What might change is the yield you'd use to discount this singular known future value. Why? Well, imagine you bought a 1 year CD for principal $P$ and a nominal yield $y$, which was the going rate when you entered the market. The market being that set of institutions from that country who are also offering 1 year CDs on principals the size of $P$. Now where does this number come from? Well, as you'd imagine, it is sensitive to short term interest rates. So Imagine you just bought this new CD and got a rate of $y$ when that very moment the domestic central bank raised the short term policy rate by a whole percentage point. Well, the CD market would adjust and offer the marginal next customer a higher rate of return $y^\prime$. So when you come to present value the same fixed future value $P(1+y)$ you get $P \times \frac{1+y}{1+y^\prime}$ since the fraction is less than 1, which results in some amount less than $P$. That is, the fair value of your security, this instrument which was going to give you $P(1+y)$ in a year, is now worth less than $P$. Another way of saying this is that the value of the CD is sensitive to fluctuations in interest rates in the economy. It has interest rate risk. That new value, call it $P^\prime$, is the new fair value of the CD.

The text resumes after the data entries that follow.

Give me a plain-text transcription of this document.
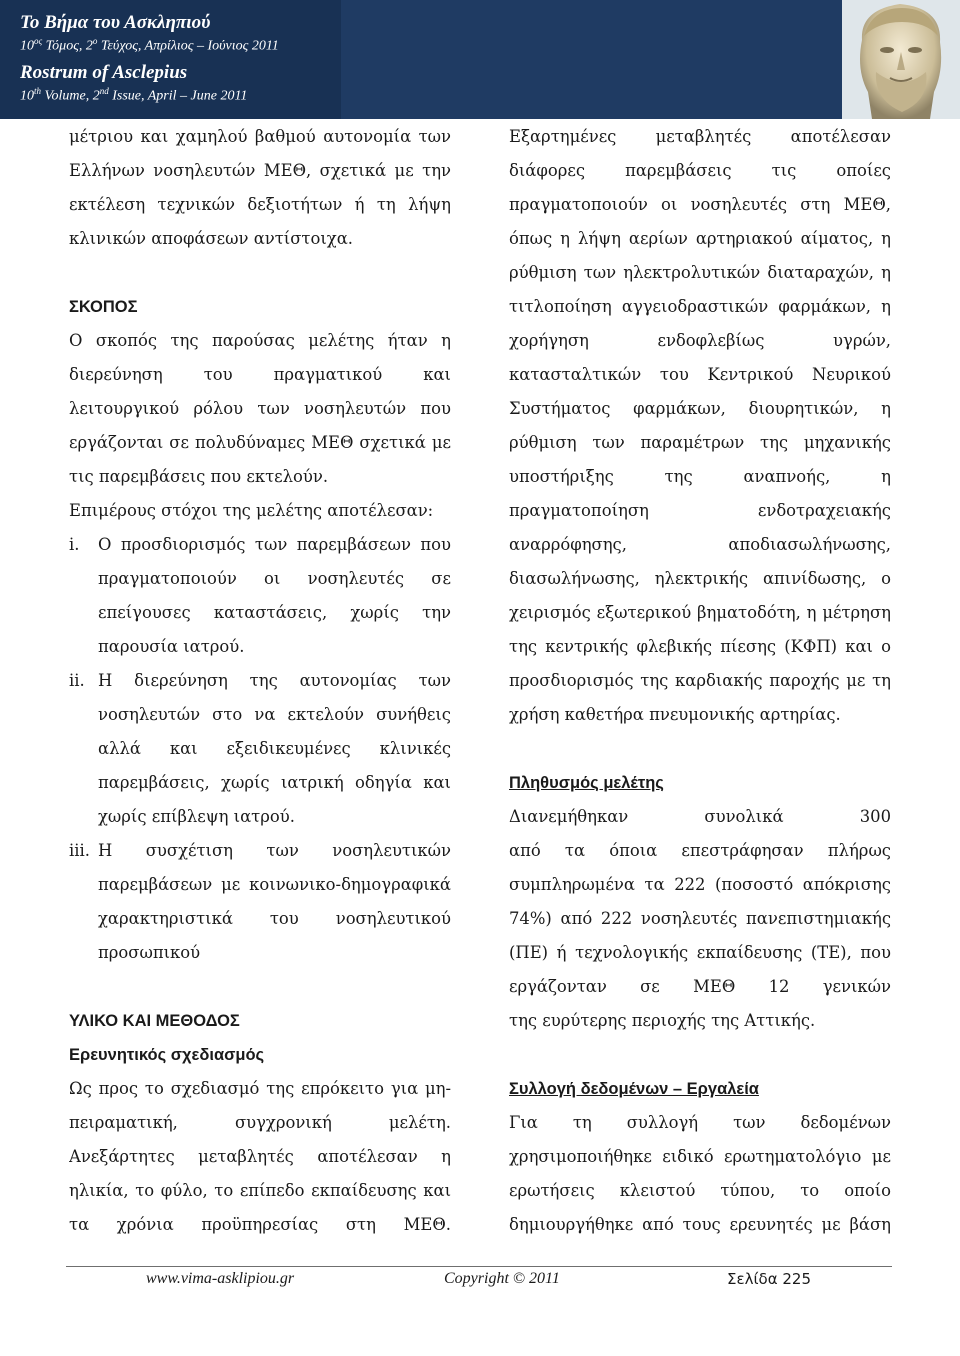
Το Βήμα του Ασκληπιού
$10^{o\varsigma}$ Τόμος, $2^o$ Τεύχος, Απρίλιος – Ιούνιος 2011
Rostrum of Asclepius
10th Volume, 2nd Issue, April – June 2011
μέτριου και χαμηλού βαθμού αυτονομία των
Ελλήνων νοσηλευτών ΜΕΘ, σχετικά με την
εκτέλεση τεχνικών δεξιοτήτων ή τη λήψη
κλινικών αποφάσεων αντίστοιχα.
ΣΚΟΠΟΣ
Ο σκοπός της παρούσας μελέτης ήταν η
διερεύνηση του πραγματικού και
λειτουργικού ρόλου των νοσηλευτών που
εργάζονται σε πολυδύναμες ΜΕΘ σχετικά με
τις παρεμβάσεις που εκτελούν.
Επιμέρους στόχοι της μελέτης αποτέλεσαν:
i. Ο προσδιορισμός των παρεμβάσεων που
πραγματοποιούν οι νοσηλευτές σε
επείγουσες καταστάσεις, χωρίς την
παρουσία ιατρού.
ii. Η διερεύνηση της αυτονομίας των
νοσηλευτών στο να εκτελούν συνήθεις
αλλά και εξειδικευμένες κλινικές
παρεμβάσεις, χωρίς ιατρική οδηγία και
χωρίς επίβλεψη ιατρού.
iii. Η συσχέτιση των νοσηλευτικών
παρεμβάσεων με κοινωνικο-δημογραφικά
χαρακτηριστικά του νοσηλευτικού
προσωπικού
ΥΛΙΚΟ ΚΑΙ ΜΕΘΟΔΟΣ
Ερευνητικός σχεδιασμός
Ως προς το σχεδιασμό της επρόκειτο για μη-
πειραματική, συγχρονική μελέτη.
Ανεξάρτητες μεταβλητές αποτέλεσαν η
ηλικία, το φύλο, το επίπεδο εκπαίδευσης και
τα χρόνια προϋπηρεσίας στη ΜΕΘ.
Εξαρτημένες μεταβλητές αποτέλεσαν
διάφορες παρεμβάσεις τις οποίες
πραγματοποιούν οι νοσηλευτές στη ΜΕΘ,
όπως η λήψη αερίων αρτηριακού αίματος, η
ρύθμιση των ηλεκτρολυτικών διαταραχών, η
τιτλοποίηση αγγειοδραστικών φαρμάκων, η
χορήγηση ενδοφλεβίως υγρών,
κατασταλτικών του Κεντρικού Νευρικού
Συστήματος φαρμάκων, διουρητικών, η
ρύθμιση των παραμέτρων της μηχανικής
υποστήριξης της αναπνοής, η
πραγματοποίηση ενδοτραχειακής
αναρρόφησης, αποδιασωλήνωσης,
διασωλήνωσης, ηλεκτρικής απινίδωσης, ο
χειρισμός εξωτερικού βηματοδότη, η μέτρηση
της κεντρικής φλεβικής πίεσης (ΚΦΠ) και ο
προσδιορισμός της καρδιακής παροχής με τη
χρήση καθετήρα πνευμονικής αρτηρίας.
Πληθυσμός μελέτης
Διανεμήθηκαν συνολικά 300
από τα όποια επεστράφησαν πλήρως
συμπληρωμένα τα 222 (ποσοστό απόκρισης
74%) από 222 νοσηλευτές πανεπιστημιακής
(ΠΕ) ή τεχνολογικής εκπαίδευσης (ΤΕ), που
εργάζονταν σε ΜΕΘ 12 γενικών
της ευρύτερης περιοχής της Αττικής.
Συλλογή δεδομένων – Εργαλεία
Για τη συλλογή των δεδομένων
χρησιμοποιήθηκε ειδικό ερωτηματολόγιο με
ερωτήσεις κλειστού τύπου, το οποίο
δημιουργήθηκε από τους ερευνητές με βάση
www.vima-asklipiou.gr	Copyright © 2011	Σελίδα 225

The only moving part here is $y^\prime$, the single prevailing rate you discount your future payment. This, in a sense, is also the market price. Now this is unlike more complex securities in a number of ways. Often other securities have more moving parts, but you'll always just have a single market price. But for now, enjoy the simplicity of the relationship. Regardless of how the market actually quotes this rate, whether they tell you it as the current value $P^\prime$, whether it is quoted as $y^\prime$ itself, whether it is $100-y^\prime$ or any other transformation, the bottom line is, that market quote can be transformed into $y^\prime$. Now imagine I had two CDs, each with different nominal yields $y_1$ and $y_2$, on identical principals $P$ and expiry 1 (year). Clearly they'll be worth different amounts in any given prevailing market environment $y^\prime$ and time to expiry $t$.

Just for now, let's pretend the market quotes the market yield as the current cash value of an invested principal $P=1$. That is, pretend the market price of a CD is expressed as $P^\prime = \frac{1+y}{1+y^\prime}$. This market price is then synonymous with the fair value of the instrument, which is also $P^\prime$. That identity relationship doesn't often happen with other financial instruments. With other instruments, there's a gap between the market price and the fair value.